En Terre Adélie, la pente, c’est celle du bord du continent
antarctique, où l’altitude passe de 3000 à 0m en quelques centaines de
kilomètres, avec un profil convexe : la pente augmente à mesure qu’on se
rapproche du littoral.
Pourquoi le vent descend la pente ?
Pour simplifier, on peut considérer l’Antarctique comme un
immense plateau, très élevé, où la production de froid est continue, et plus
forte en hiver qu’en été. Couvert par une immense calotte glaciaire que le
soleil n’éclaire qu’occasionnellement et de manière rasante, la surface du
continent antarctique est en déficit radiatif, et a donc tendance à se
refroidir.
Ce refroidissement entraîne la formation d’un anticyclone en
surface, à partir duquel l’air va diverger. En altitude, un puissant tourbillon
cyclonique se met en place l’hiver, c’est le fameux vortex polaire
stratosphérique, qui joue un rôle essentiel dans la dépletion d’ozone au
printemps austral, mais c’est un autre sujet...
Produit au sommet du plateau, cet air froid s’écoule par
gravité, vers le littoral. Comme la pente augmente à l’approche du littoral,
l’écoulement catabatique s’accélère.
Au départ, c’est un écoulement lent, influencé par la force
de Coriolis, qui fait dévier les objets en mouvement – vers la gauche dans
l’Hémisphère Sud. En approchant du littoral, c’est plutôt le relief, et la
disposition des langues glaciaires, comme celle de l’Astrolabe, qui contraint
l’écoulement.
A Dumont d’Urville, le catabatique provient d’un large
quadrant Sud-Est, entre 120 et 180°, et la prédominance de ce régime de vent se
visualise très bien sur une rose des vents.
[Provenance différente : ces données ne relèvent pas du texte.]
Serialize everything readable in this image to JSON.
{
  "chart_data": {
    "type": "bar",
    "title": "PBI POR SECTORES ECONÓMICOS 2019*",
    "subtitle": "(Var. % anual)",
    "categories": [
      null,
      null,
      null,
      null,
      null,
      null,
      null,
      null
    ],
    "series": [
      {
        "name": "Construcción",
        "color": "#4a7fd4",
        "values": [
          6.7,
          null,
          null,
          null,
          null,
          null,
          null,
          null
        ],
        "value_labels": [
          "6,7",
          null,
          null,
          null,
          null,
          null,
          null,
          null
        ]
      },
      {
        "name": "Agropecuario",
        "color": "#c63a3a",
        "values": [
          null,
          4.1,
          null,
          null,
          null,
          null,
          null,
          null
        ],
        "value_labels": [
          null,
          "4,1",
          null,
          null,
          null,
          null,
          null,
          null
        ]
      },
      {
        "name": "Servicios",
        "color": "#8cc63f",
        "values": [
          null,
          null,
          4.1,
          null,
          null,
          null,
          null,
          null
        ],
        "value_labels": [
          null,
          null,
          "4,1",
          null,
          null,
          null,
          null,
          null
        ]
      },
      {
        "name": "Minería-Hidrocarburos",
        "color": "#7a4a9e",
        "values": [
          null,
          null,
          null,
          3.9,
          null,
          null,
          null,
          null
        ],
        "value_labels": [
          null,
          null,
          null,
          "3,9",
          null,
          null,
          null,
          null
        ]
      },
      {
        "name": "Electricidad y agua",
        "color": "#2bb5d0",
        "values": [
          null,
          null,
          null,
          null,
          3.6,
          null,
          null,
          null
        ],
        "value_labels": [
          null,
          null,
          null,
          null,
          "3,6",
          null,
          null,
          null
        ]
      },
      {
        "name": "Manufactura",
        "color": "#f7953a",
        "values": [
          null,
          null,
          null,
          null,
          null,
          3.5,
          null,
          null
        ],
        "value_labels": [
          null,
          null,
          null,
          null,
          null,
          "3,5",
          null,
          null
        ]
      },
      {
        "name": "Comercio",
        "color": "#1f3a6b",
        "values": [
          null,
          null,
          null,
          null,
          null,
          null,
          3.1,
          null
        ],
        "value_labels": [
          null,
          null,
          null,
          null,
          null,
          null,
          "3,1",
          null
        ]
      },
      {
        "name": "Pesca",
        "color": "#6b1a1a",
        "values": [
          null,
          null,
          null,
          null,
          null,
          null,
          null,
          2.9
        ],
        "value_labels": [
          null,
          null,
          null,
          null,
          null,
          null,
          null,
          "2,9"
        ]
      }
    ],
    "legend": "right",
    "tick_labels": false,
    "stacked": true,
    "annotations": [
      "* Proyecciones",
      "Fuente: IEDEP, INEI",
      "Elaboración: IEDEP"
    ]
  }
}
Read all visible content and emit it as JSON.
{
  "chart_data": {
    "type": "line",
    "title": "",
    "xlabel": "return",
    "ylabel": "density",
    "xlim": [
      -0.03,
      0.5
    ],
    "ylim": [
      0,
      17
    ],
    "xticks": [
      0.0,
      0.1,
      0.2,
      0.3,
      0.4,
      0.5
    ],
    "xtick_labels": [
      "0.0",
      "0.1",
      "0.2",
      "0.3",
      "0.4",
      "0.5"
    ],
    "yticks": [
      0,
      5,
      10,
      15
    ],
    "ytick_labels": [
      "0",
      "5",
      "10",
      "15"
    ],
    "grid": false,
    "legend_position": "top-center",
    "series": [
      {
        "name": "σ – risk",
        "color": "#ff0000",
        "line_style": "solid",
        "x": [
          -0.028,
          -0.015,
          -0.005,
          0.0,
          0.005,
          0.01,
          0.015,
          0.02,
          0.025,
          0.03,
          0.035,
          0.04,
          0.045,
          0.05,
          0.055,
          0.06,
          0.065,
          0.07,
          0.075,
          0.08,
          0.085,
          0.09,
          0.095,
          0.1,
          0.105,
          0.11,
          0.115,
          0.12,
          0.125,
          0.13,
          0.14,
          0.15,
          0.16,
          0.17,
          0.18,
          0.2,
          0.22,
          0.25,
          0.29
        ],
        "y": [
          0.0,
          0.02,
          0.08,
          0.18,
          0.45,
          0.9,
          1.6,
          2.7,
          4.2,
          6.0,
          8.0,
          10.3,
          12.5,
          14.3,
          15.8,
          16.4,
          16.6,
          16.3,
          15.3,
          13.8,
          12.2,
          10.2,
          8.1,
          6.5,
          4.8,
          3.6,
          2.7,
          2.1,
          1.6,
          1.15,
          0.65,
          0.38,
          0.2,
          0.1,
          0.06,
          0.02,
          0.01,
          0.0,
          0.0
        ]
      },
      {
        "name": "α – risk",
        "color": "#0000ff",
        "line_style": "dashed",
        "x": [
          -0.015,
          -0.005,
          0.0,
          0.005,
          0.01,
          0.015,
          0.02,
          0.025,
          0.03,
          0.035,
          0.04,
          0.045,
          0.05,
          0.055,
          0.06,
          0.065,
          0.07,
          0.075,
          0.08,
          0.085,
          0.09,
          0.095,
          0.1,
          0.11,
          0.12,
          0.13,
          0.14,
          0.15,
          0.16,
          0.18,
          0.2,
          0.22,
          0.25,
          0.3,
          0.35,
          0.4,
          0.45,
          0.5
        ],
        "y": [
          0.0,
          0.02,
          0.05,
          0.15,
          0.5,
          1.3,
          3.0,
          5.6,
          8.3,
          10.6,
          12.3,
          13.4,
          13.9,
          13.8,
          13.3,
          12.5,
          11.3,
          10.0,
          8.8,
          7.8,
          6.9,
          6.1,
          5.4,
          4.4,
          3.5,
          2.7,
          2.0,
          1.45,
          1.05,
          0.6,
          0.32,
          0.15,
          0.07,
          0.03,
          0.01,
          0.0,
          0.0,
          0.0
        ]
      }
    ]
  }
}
Pourquoi est-il si fort en Terre Adélie ?
La Terre Adélie, secteur de l’Antarctique entre 136 et 142°
de longitude Est, ainsi que la Terre du Roi George V, entre 142 et 154°E, sont
réputées pour leur climat très venteux. Il y a un siècle, l’explorateur
australien Douglas Mawson, après un hivernage très rude dans le secteur, la
baptisa « Home of the Blizzard ». C’est une réalité, puisque d’après
les réanalyses climatiques, c’est à proximité de Cape Denison, par 146°Est de
longitude, que se situe l’endroit le plus venté du continent, et probablement
de tout le globe, au moins au niveau de la mer : 16,4 mètres par seconde
en moyenne (59 km/h), d’après les estimations des réanalyses climatiques !
C’est presque le double qu’à Dumont d’Urville, qui,
contrairement à l’ancienne base de Port Martin, ne se situe pas dans l’axe
d’écoulement des plus forts vents catabatiques.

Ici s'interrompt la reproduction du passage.